Mitchell seeks Israeli settlement deal in talks with Netanyahu, Abbas

US special envoy George Mitchell (photo) was to seek a deal on divisive West Bank settlements in a meeting with Israeli Prime Minister Benjamin Netanyahu on Tuesday. Mitchell will hold talks with Palestinian President Mahmoud Abbas later in the day.


AFP - US envoy George Mitchell opened talks with Israel's prime minister on Tuesday, aiming for a deal on West Bank settlements to pave the way for a resumption of stalled Middle East peace talks.

Mitchell met with Prime Minister Benjamin Netanyahu in Jerusalem and was to hold talks with Palestinian president Mahmud Abbas in the occupied West Bank in the evening.

The thorny issue of Israeli settlements on occupied Arab land was to top the agenda.

Mitchell is seeking Israel's agreement to some kind of a moratorium on construction that would be acceptable to the Palestinians to resume negotiations which were suspended in late December amid the Gaza war.

"We share your sense of urgency" for the talks to resume before the end of September, Mitchell said on Sunday after meeting with Israeli President Shimon Peres.

"It is our intention to conclude this phase of our discussions in the very near future, within the timeframes that you suggest, to enable us to move on to the next and really the more important phase," Mitchell said.

"While we have not yet reached agreement on many outstanding issues, we are working hard to do so, and indeed the purpose of my visits here this week is to attempt to do so," he said.
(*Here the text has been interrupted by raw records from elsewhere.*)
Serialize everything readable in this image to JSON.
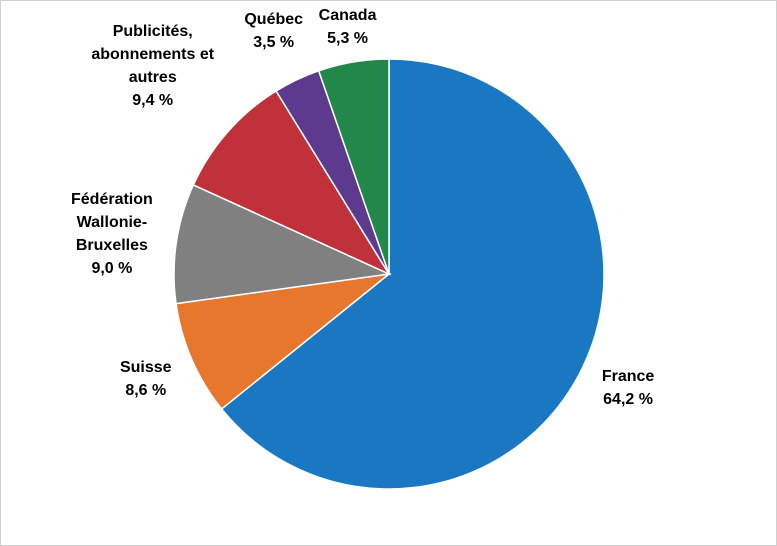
{
  "chart_data": {
    "type": "pie",
    "categories": [
      "France",
      "Suisse",
      "Fédération Wallonie-Bruxelles",
      "Publicités, abonnements et autres",
      "Québec",
      "Canada"
    ],
    "values": [
      64.2,
      8.6,
      9.0,
      9.4,
      3.5,
      5.3
    ],
    "value_labels": [
      "64,2 %",
      "8,6 %",
      "9,0 %",
      "9,4 %",
      "3,5 %",
      "5,3 %"
    ],
    "colors": [
      "#1a78c2",
      "#e8772e",
      "#808080",
      "#c0313a",
      "#5c3b8f",
      "#21884a"
    ]
  }
}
Washington has been demanding for months that Israel halt all settlement activity in the West Bank and annexed east Jerusalem, but hawkish Netanyahu has so far refused and the Palestinians are insisting on such a moratorium to resume peace talks.

Mitchell has been seeking to hammer out a compromise that would pave the way for a three-way meeting between Netanyahu, Abbas and US President Barack Obama at the UN General Assembly later this month.

A compromise could see Israel agree to a temporary halt of anywhere between six months and a year, would exclude east Jerusalem and would allow for some 2,500 housing units already under construction to be completed, according to media.

Israeli settlements in the West Bank and mostly Arab east Jerusalem are a key obstacle in the Middle East conflict. They are considered illegal by the international community although they are home to half a million Israelis.

Obama's administration is working toward a comprehensive peace package that would see Israel strike deals with the Palestinians, Syria and Lebanon, and the Arab states normalise relations with the Jewish state after more than 60 years of conflict.

The Israelis and Palestinians resumed their peace negotiations in November 2007 after a nearly seven-year hiatus, but the talks made little visible progress and were suspended in late December after Israel launched a war in the Hamas-run Gaza Strip.